The LOWEST quality evidence is ‘Expert Opinion.” Yes, experts can be wrong. If expert opinion is based on the data from a meta-analysis than that is high quality evidence, if expert opinion is based on their personal observations, that is low quality evidence.
Background on COVID
Covid is a type of virus in the Coronavirus Family of viruses. It is considered a respiratory virus that spreads via droplets. The Covid virus is not all alone floating through the air, it is attached to saliva/mucus and other things from our mouth and nose when we cough/sneeze. We’ve all been hit with a sneeze before, that moisture is what Covid attaches to. So, droplet doesn’t imply it’s not in the air, this is a misconception by many. Once the droplets are in the air they can then land and stay infectious on whatever was sneezed on.

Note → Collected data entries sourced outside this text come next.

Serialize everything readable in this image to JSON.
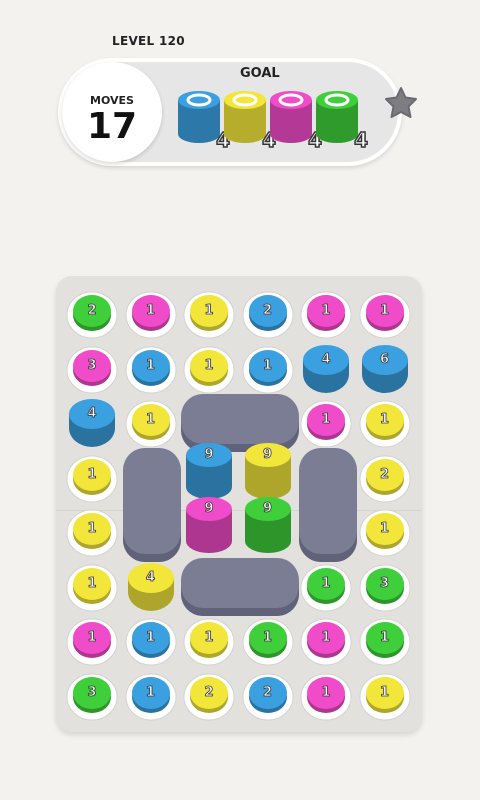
{
  "header": {
    "level": "LEVEL 120"
  },
  "moves": {
    "label": "MOVES",
    "value": "17"
  },
  "goal": {
    "label": "GOAL",
    "items": [
      {
        "color": "blue",
        "count": "4"
      },
      {
        "color": "yellow",
        "count": "4"
      },
      {
        "color": "pink",
        "count": "4"
      },
      {
        "color": "green",
        "count": "4"
      }
    ]
  },
  "palette": {
    "blue": "#3aa0e0",
    "yellow": "#f2e63a",
    "pink": "#f04bc8",
    "green": "#3ecf3a"
  },
  "board": {
    "cells": [
      {
        "row": 0,
        "col": 0,
        "color": "green",
        "n": "2",
        "style": "flat"
      },
      {
        "row": 0,
        "col": 1,
        "color": "pink",
        "n": "1",
        "style": "flat"
      },
      {
        "row": 0,
        "col": 2,
        "color": "yellow",
        "n": "1",
        "style": "flat"
      },
      {
        "row": 0,
        "col": 3,
        "color": "blue",
        "n": "2",
        "style": "flat"
      },
      {
        "row": 0,
        "col": 4,
        "color": "pink",
        "n": "1",
        "style": "flat"
      },
      {
        "row": 0,
        "col": 5,
        "color": "pink",
        "n": "1",
        "style": "flat"
      },
      {
        "row": 1,
        "col": 0,
        "color": "pink",
        "n": "3",
        "style": "flat"
      },
      {
        "row": 1,
        "col": 1,
        "color": "blue",
        "n": "1",
        "style": "flat"
      },
      {
        "row": 1,
        "col": 2,
        "color": "yellow",
        "n": "1",
        "style": "flat"
      },
      {
        "row": 1,
        "col": 3,
        "color": "blue",
        "n": "1",
        "style": "flat"
      },
      {
        "row": 1,
        "col": 4,
        "color": "blue",
        "n": "4",
        "style": "tall"
      },
      {
        "row": 1,
        "col": 5,
        "color": "blue",
        "n": "6",
        "style": "tall"
      },
      {
        "row": 2,
        "col": 0,
        "color": "blue",
        "n": "4",
        "style": "tall"
      },
      {
        "row": 2,
        "col": 1,
        "color": "yellow",
        "n": "1",
        "style": "flat"
      },
      {
        "row": 2,
        "col": 4,
        "color": "pink",
        "n": "1",
        "style": "flat"
      },
      {
        "row": 2,
        "col": 5,
        "color": "yellow",
        "n": "1",
        "style": "flat"
      },
      {
        "row": 3,
        "col": 0,
        "color": "yellow",
        "n": "1",
        "style": "flat"
      },
      {
        "row": 3,
        "col": 2,
        "color": "blue",
        "n": "9",
        "style": "tower"
      },
      {
        "row": 3,
        "col": 3,
        "color": "yellow",
        "n": "9",
        "style": "tower"
      },
      {
        "row": 3,
        "col": 5,
        "color": "yellow",
        "n": "2",
        "style": "flat"
      },
      {
        "row": 4,
        "col": 0,
        "color": "yellow",
        "n": "1",
        "style": "flat"
      },
      {
        "row": 4,
        "col": 2,
        "color": "pink",
        "n": "9",
        "style": "tower"
      },
      {
        "row": 4,
        "col": 3,
        "color": "green",
        "n": "9",
        "style": "tower"
      },
      {
        "row": 4,
        "col": 5,
        "color": "yellow",
        "n": "1",
        "style": "flat"
      },
      {
        "row": 5,
        "col": 0,
        "color": "yellow",
        "n": "1",
        "style": "flat"
      },
      {
        "row": 5,
        "col": 1,
        "color": "yellow",
        "n": "4",
        "style": "tall"
      },
      {
        "row": 5,
        "col": 4,
        "color": "green",
        "n": "1",
        "style": "flat"
      },
      {
        "row": 5,
        "col": 5,
        "color": "green",
        "n": "3",
        "style": "flat"
      },
      {
        "row": 6,
        "col": 0,
        "color": "pink",
        "n": "1",
        "style": "flat"
      },
      {
        "row": 6,
        "col": 1,
        "color": "blue",
        "n": "1",
        "style": "flat"
      },
      {
        "row": 6,
        "col": 2,
        "color": "yellow",
        "n": "1",
        "style": "flat"
      },
      {
        "row": 6,
        "col": 3,
        "color": "green",
        "n": "1",
        "style": "flat"
      },
      {
        "row": 6,
        "col": 4,
        "color": "pink",
        "n": "1",
        "style": "flat"
      },
      {
        "row": 6,
        "col": 5,
        "color": "green",
        "n": "1",
        "style": "flat"
      },
      {
        "row": 7,
        "col": 0,
        "color": "green",
        "n": "3",
        "style": "flat"
      },
      {
        "row": 7,
        "col": 1,
        "color": "blue",
        "n": "1",
        "style": "flat"
      },
      {
        "row": 7,
        "col": 2,
        "color": "yellow",
        "n": "2",
        "style": "flat"
      },
      {
        "row": 7,
        "col": 3,
        "color": "blue",
        "n": "2",
        "style": "flat"
      },
      {
        "row": 7,
        "col": 4,
        "color": "pink",
        "n": "1",
        "style": "flat"
      },
      {
        "row": 7,
        "col": 5,
        "color": "yellow",
        "n": "1",
        "style": "flat"
      }
    ]
  }
}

The Covid virus is also VERY small, it is 0.1microns in size. Smoke particles are 10x larger at 1 micron while dust is about 100x larger at 10 microns. The actual droplets are much larger than this, over 25-100 microns. It is controversial if Covid is travelling on its own without droplets. If it was, then N95 masks would be the only way to prevent the spread of the actual virus.
Types of Facemasks
There has been a lot of information spreading on social media about masks and the effectiveness of different masks. I have yet to see any of these images, graphics or posts demonstrate their sources and if this is ‘expert’ opinion or evidence based on research. I’ll do my best to provide the details (as appropriate) and ONLY include published, peer reviewed research studies.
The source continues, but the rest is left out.